"To the best of my belief, it was a woman. The night is dusk; and I saw things less accurately than I might have done in a more collected moment. It was a something in a grey cloak, with a shrill voice. I wonder if you could help me up?"
"I will do my best."
I stooped, and he placed his hands upon me, and raised himself. But it appeared that he could not walk: but for holding on to me, he would have fallen.
"I believe you must let me lie on the ground again, and go and send assistance, Miss Hereford. Stay: who's this?"
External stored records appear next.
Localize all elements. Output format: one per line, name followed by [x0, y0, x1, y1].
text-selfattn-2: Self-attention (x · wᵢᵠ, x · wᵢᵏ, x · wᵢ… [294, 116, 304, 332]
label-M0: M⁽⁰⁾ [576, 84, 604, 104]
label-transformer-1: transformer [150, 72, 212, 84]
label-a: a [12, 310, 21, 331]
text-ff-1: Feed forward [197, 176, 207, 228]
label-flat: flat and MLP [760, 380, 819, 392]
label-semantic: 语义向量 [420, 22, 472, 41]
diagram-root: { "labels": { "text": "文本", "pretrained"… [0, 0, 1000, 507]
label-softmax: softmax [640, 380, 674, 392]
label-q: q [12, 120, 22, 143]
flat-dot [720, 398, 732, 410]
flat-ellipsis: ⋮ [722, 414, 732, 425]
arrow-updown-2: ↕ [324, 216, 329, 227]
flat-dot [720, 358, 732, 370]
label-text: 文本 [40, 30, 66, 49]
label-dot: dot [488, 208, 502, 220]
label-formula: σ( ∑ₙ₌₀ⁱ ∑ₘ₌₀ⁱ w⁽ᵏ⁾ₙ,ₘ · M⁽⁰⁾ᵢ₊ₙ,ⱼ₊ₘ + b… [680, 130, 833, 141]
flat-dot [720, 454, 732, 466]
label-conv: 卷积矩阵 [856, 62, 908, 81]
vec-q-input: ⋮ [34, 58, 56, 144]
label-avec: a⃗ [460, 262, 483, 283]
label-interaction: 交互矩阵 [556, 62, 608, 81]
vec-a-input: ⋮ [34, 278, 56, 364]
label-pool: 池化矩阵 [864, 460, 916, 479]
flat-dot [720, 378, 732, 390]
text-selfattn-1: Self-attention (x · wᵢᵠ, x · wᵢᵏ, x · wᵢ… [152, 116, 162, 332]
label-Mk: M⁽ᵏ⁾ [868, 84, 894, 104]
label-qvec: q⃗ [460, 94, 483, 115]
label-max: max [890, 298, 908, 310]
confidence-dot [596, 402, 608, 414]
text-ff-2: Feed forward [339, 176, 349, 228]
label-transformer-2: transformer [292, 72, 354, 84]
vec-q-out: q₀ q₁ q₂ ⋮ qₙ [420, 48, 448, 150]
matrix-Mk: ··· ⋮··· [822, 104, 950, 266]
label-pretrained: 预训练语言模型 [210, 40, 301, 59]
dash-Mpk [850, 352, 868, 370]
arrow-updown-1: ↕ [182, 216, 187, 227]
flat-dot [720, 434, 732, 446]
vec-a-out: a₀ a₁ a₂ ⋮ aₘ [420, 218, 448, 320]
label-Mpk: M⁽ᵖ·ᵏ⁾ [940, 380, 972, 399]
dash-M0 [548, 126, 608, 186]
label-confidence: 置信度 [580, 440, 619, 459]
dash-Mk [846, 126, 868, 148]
It was one of the servants, Lizzy Dene, who had been, as was subsequently explained, on an errand to the village. She called out in dismayed astonishment when she comprehended the helpless position of Mr. Chandos.
"Now don't lose your wits, Lizzy Dene, but see what you can do to help me," he cried. "With you on one side, and Miss Hereford on the other, perhaps I may make a hobble of it."
The woman put her basket down, concealing it between the trees, and Mr. Chandos laid his hand upon her shoulder, I helping him on the other side. She was full of questions, calling the horse all sorts of treacherous names. Mr. Chandos said the horse was not to blame, and gave her the explanation that he had given me.
"Sir, I'd lay a hundred guineas that it was one of those gipsy jades!" she exclaimed. "There's a lot of them 'camped on the common."
"I'll gipsy them, should it prove so," he answered. "Miss Hereford, I am sorry to lean upon you so heavily. The order of things is being reversed. Instead of the knight supporting the lady, the lady is bearing the weight of the knight."
"Where was your groom, sir?" I inquired. "He went abroad with you."